Joseph Mallord William Turner

Ellenthorpe Hall, near Boroughbridge, Looking down the River Ure


In Tate Britain

Prints and Drawings Room

View by appointment
Joseph Mallord William Turner 1775–1851
Graphite on paper
Support: 97 × 154 mm
Accepted by the nation as part of the Turner Bequest 1856
Turner Bequest CXLIV 30

Catalogue entry

Ellenthorpe Hall overlooks the River Ure a mile and a half east of Boroughbridge. Turner’s inscription ‘Ouse’ is mistaken; but see notes to folio 25 verso of the sketchbook (D10914), where he sketched the view towards the house from a little further downstream, where the same poplar trees can be seen from the opposite direction.

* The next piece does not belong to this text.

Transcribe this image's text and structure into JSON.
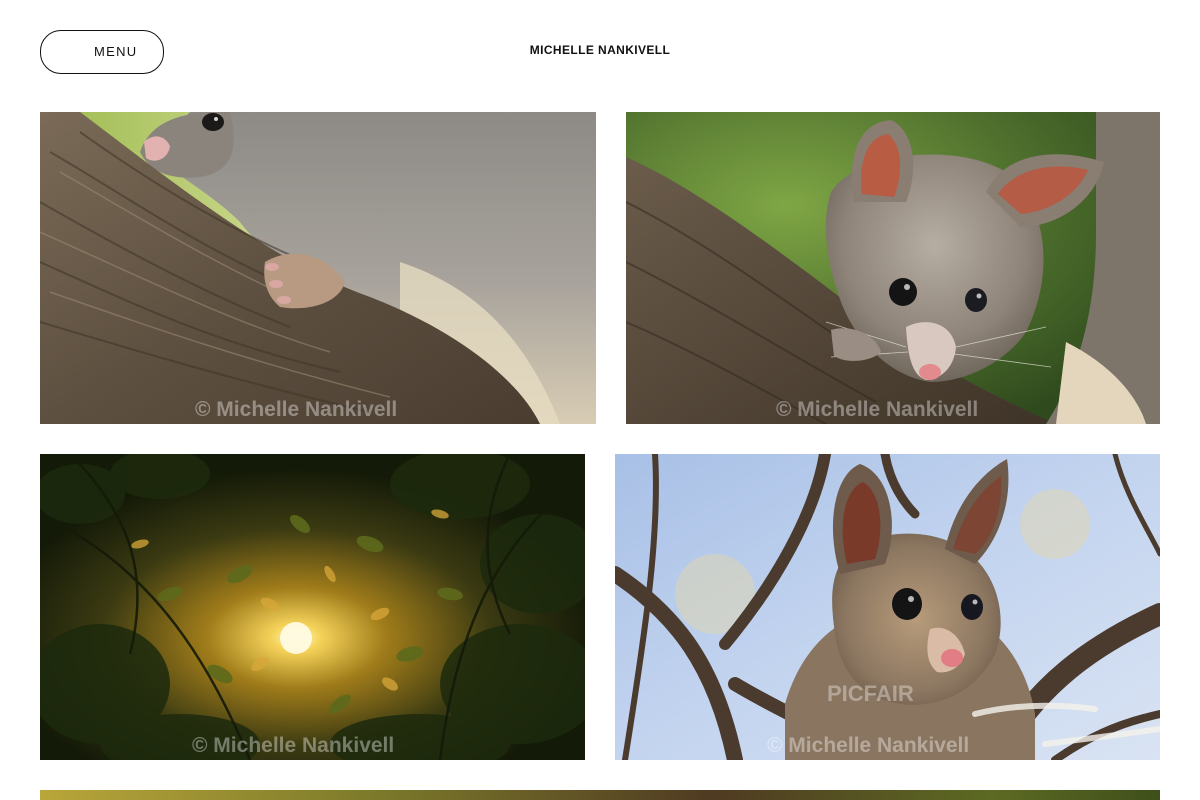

The present Ellenthorpe Hall is a square, brick, gentleman-farmer’s house, probably of very late Georgian or early Victorian date. Of the building depicted by Turner (sometimes traditionally called Ellingthorp) there is now no sign, but it appears to have been a two-storey late medieval building, with a Jacobean or early Baroque portal, and a large, probably seventeenth-century gabled manor farmhouse attached. The building was presumably the remnant of a more extensive medieval complex. In Turner’s time it was owned by the Clark family. Turner’s sketch shows the old building to be alarmingly close to the river, which probably accounts for its disappearance, and for the present farmhouse being built well back from the water.